Face à la précarité étudiante, un rapport parlementaire propose de revoir le système des bourses

Face à la précarité étudiante, un rapport parlementaire propose de revoir le système des bourses

Le mercredi 1er octobre, un rapport listant 22 recommandations pour lutter contre la précarité étudiante à été présenté à l’Assemblée nationale. Mené par la députée communiste Soumya Bourouaha, il dénonce l’obsolescence du système d’aide pour les jeunes.

 

Selon la parlementaire, les bourses ne suffisent plus à couvrir les besoins essentiels, en particulier face à l’inflation dans certaines grandes villes.

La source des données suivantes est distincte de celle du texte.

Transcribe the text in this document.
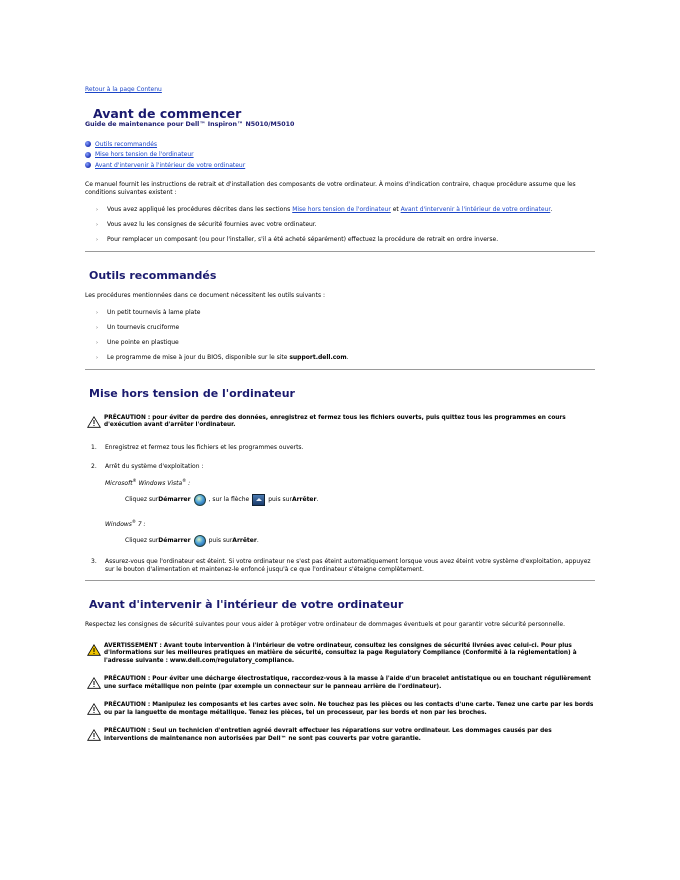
Retour à la page Contenu
Avant de commencer
Guide de maintenance pour Dell™ Inspiron™ N5010/M5010
Outils recommandés
Mise hors tension de l'ordinateur
Avant d'intervenir à l'intérieur de votre ordinateur

Ce manuel fournit les instructions de retrait et d'installation des composants de votre ordinateur. À moins d'indication contraire, chaque procédure assume que les conditions suivantes existent :

›	Vous avez appliqué les procédures décrites dans les sections Mise hors tension de l'ordinateur et Avant d'intervenir à l'intérieur de votre ordinateur.
›	Vous avez lu les consignes de sécurité fournies avec votre ordinateur.
›	Pour remplacer un composant (ou pour l'installer, s'il a été acheté séparément) effectuez la procédure de retrait en ordre inverse.
Outils recommandés

Les procédures mentionnées dans ce document nécessitent les outils suivants :

›	Un petit tournevis à lame plate
›	Un tournevis cruciforme
›	Une pointe en plastique
›	Le programme de mise à jour du BIOS, disponible sur le site support.dell.com.
Mise hors tension de l'ordinateur
PRÉCAUTION : pour éviter de perdre des données, enregistrez et fermez tous les fichiers ouverts, puis quittez tous les programmes en cours d'exécution avant d'arrêter l'ordinateur.
1.	Enregistrez et fermez tous les fichiers et les programmes ouverts.
2.	Arrêt du système d'exploitation :
Microsoft® Windows Vista® :
Cliquez sur Démarrer	, sur la flèche	puis sur Arrêter .
Windows® 7 :
Cliquez sur Démarrer	puis sur Arrêter .
3.	Assurez-vous que l'ordinateur est éteint. Si votre ordinateur ne s'est pas éteint automatiquement lorsque vous avez éteint votre système d'exploitation, appuyez sur le bouton d'alimentation et maintenez-le enfoncé jusqu'à ce que l'ordinateur s'éteigne complètement.
Avant d'intervenir à l'intérieur de votre ordinateur

Respectez les consignes de sécurité suivantes pour vous aider à protéger votre ordinateur de dommages éventuels et pour garantir votre sécurité personnelle.

AVERTISSEMENT : Avant toute intervention à l'intérieur de votre ordinateur, consultez les consignes de sécurité livrées avec celui-ci. Pour plus d'informations sur les meilleures pratiques en matière de sécurité, consultez la page Regulatory Compliance (Conformité à la réglementation) à l'adresse suivante : www.dell.com/regulatory_compliance.
PRÉCAUTION : Pour éviter une décharge électrostatique, raccordez-vous à la masse à l'aide d'un bracelet antistatique ou en touchant régulièrement une surface métallique non peinte (par exemple un connecteur sur le panneau arrière de l'ordinateur).
PRÉCAUTION : Manipulez les composants et les cartes avec soin. Ne touchez pas les pièces ou les contacts d'une carte. Tenez une carte par les bords ou par la languette de montage métallique. Tenez les pièces, tel un processeur, par les bords et non par les broches.
PRÉCAUTION : Seul un technicien d'entretien agréé devrait effectuer les réparations sur votre ordinateur. Les dommages causés par des interventions de maintenance non autorisées par Dell™ ne sont pas couverts par votre garantie.
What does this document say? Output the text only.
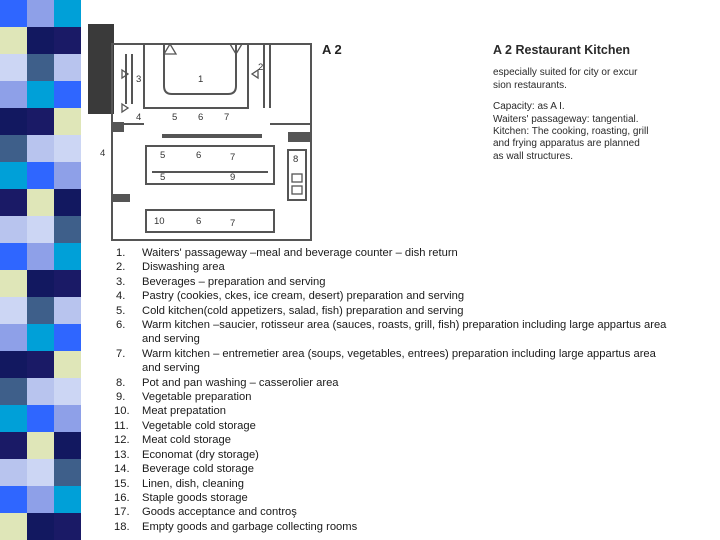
1
2
3
4
4
5 6 7
5	6	7
5	9
8
10	6	7
A 2	A 2 Restaurant Kitchen
especially suited for city or excur
sion restaurants.
Capacity: as A I.
Waiters' passageway: tangential.
Kitchen: The cooking, roasting, grill
and frying apparatus are planned
as wall structures.
1. Waiters' passageway –meal and beverage counter – dish return
2. Diswashing area
3. Beverages – preparation and serving
4. Pastry (cookies, ckes, ice cream, desert) preparation and serving
5. Cold kitchen(cold appetizers, salad, fish) preparation and serving
6. Warm kitchen –saucier, rotisseur area (sauces, roasts, grill, fish) preparation including large appartus area
and serving
7. Warm kitchen – entremetier area (soups, vegetables, entrees) preparation including large appartus area
and serving
8. Pot and pan washing – casserolier area
9. Vegetable preparation
10. Meat prepatation
11. Vegetable cold storage
12. Meat cold storage
13. Economat (dry storage)
14. Beverage cold storage
15. Linen, dish, cleaning
16. Staple goods storage
17. Goods acceptance and controş
18. Empty goods and garbage collecting rooms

Cette année 2025, les étudiants doivent dépenser en moyenne 800 euros de plus qu’en 2024, d’après l’enquête annuelle de l’UNEF concernant le coût de la vie étudiante. A l’heure actuelle, un tiers des boursiers bénéficient de 150 euros par mois, tandis que seulement 8,2% d’entre eux perçoivent 633 euros, soit l’aide maximale. Le rapport met en évidence un système inégalitaire, conditionné par le revenu des parents : Un euro supplémentaire sur le revenu annuel du foyer parental peut avoir des conséquences sur la bourse de l’enfant, entrainant sa diminution voire la fin du statut boursier. Une rupture familiale empêche alors le jeune d’avoir accès aux aides.

 

Un nouveau système qui se veut plus juste

Parmi les recommandations, La députée propose d’étendre le versement des bourses sur critères sociaux aux mois de juillet et août. Actuellement, les étudiants ne perçoivent aucune aide sur cette période. “Ils ont pourtant des frais, particulièrement ceux qui conservent un logement et doivent payer un loyer”, rappelle Soumya Bourouaha. Cette dernière suggère également un revenu étudiant universel, composé d’un “socle universel”, et d’une “part sociale modulable.”

La base fixe est estimée autour de 145 euros. Elle serait disponible pour tout étudiant, sans distinction de revenu. Quant à la partie modulable, 3 critères permettraient de la définir : le taux de “décohabitation sociale” (si l’étudiant vit encore chez ses parents), les revenus du foyer et l’indice du coût de la vie sur le lieu d’étude. Ce nouveau dispositif permettrait aux étudiants de ne plus dépendre entièrement du budget familial.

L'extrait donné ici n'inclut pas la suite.